REFORMING THE EURO AREA
-4) Finalize the banking union with a unique deposit insurance system.
-5) Transform the European Stability Mechanism into a European Monetary Fund with greater resources.
-6) Create a significant budgetary capacity for the euro area.
-7) The Council, acting by a qualified majority of the Member States of the euro area, could adopt measures applicable to those States to strengthen the coordination and supervision of budgetary discipline (Article 136 TFEU).
DEVELOPING EU IMMIGRATION AND ASYLUM POLICY
-8) Imposing financial solidarity on Member States not subject to migratory pressure or refusing to admit refugees (Article 80 TFEU).
-9) The Commission must refer to the CJEU the abuse of rights of the Member States which sell their passports to wealthy third-country nationals.
-10) The High Representative for Foreign Affairs and Security Policy and the European External Action Service, established to coordinate the different external policies of the EU (Articles 21 and 22 TEU), must do so, in particular by establishing conditions for financial aid and EU trade policy.
STRENGTHENING EU DEMOCRATIC LEGITIMACY
-11) The governments of all Member States ought to encourage a control by their national Parliament on the decisions to be taken in the Council of the EU (Article 12 TEU and Protocols 1 and 2).
PREPARING ANY POSSIBLE ENLARGEMENT
-12) Adapting the EU institutions and procedures before any possible further enlargement (respecting Copenhagen and Madrid criteria).
-13) The Commission must verify the stability of full compliance by the applicant States with the conditions laid down in Articles 2 and 49 TEU.
FOREIGN POLICY AND FIGHT AGAINST TERRORISM: COOPERATING WITH THE UNITED KINGDOM
-14) The EU should organise appropriate procedures for exchanging views and information on foreign and defence policy with the UK, without compromising the decision-making autonomy of each party.
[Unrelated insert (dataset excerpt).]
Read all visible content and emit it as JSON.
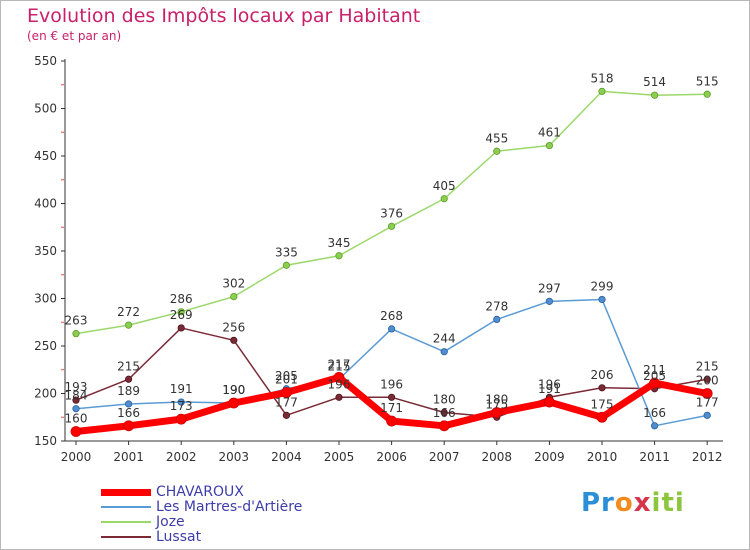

15) The EU should do the same in the field of the fight against terrorism, as well as for the respect of the international order.
TARGETING EU BUDGET EFFORTS
-16) Promoting European funding which have the maximum value added: launch of applied research and industrial projects common to several or all Member States in the most advanced scientific fields.
ENCOURAGING ENHANCED COOPERATION
-17) The European Parliament and the Commission could suggest priorities among possible areas: Economic and Monetary Union (Article 136 TFEU), Energy, Taxation, Social Policy, European Public Prosecutor's Office (Article 86 TFEU), etc.
INTERGOVERNMENTAL TREATIES BY SUBJECT
-18) France and Germany could take the initiative to propose to willing and able Member States to conclude treaties on specific subjects, using the EU institutions.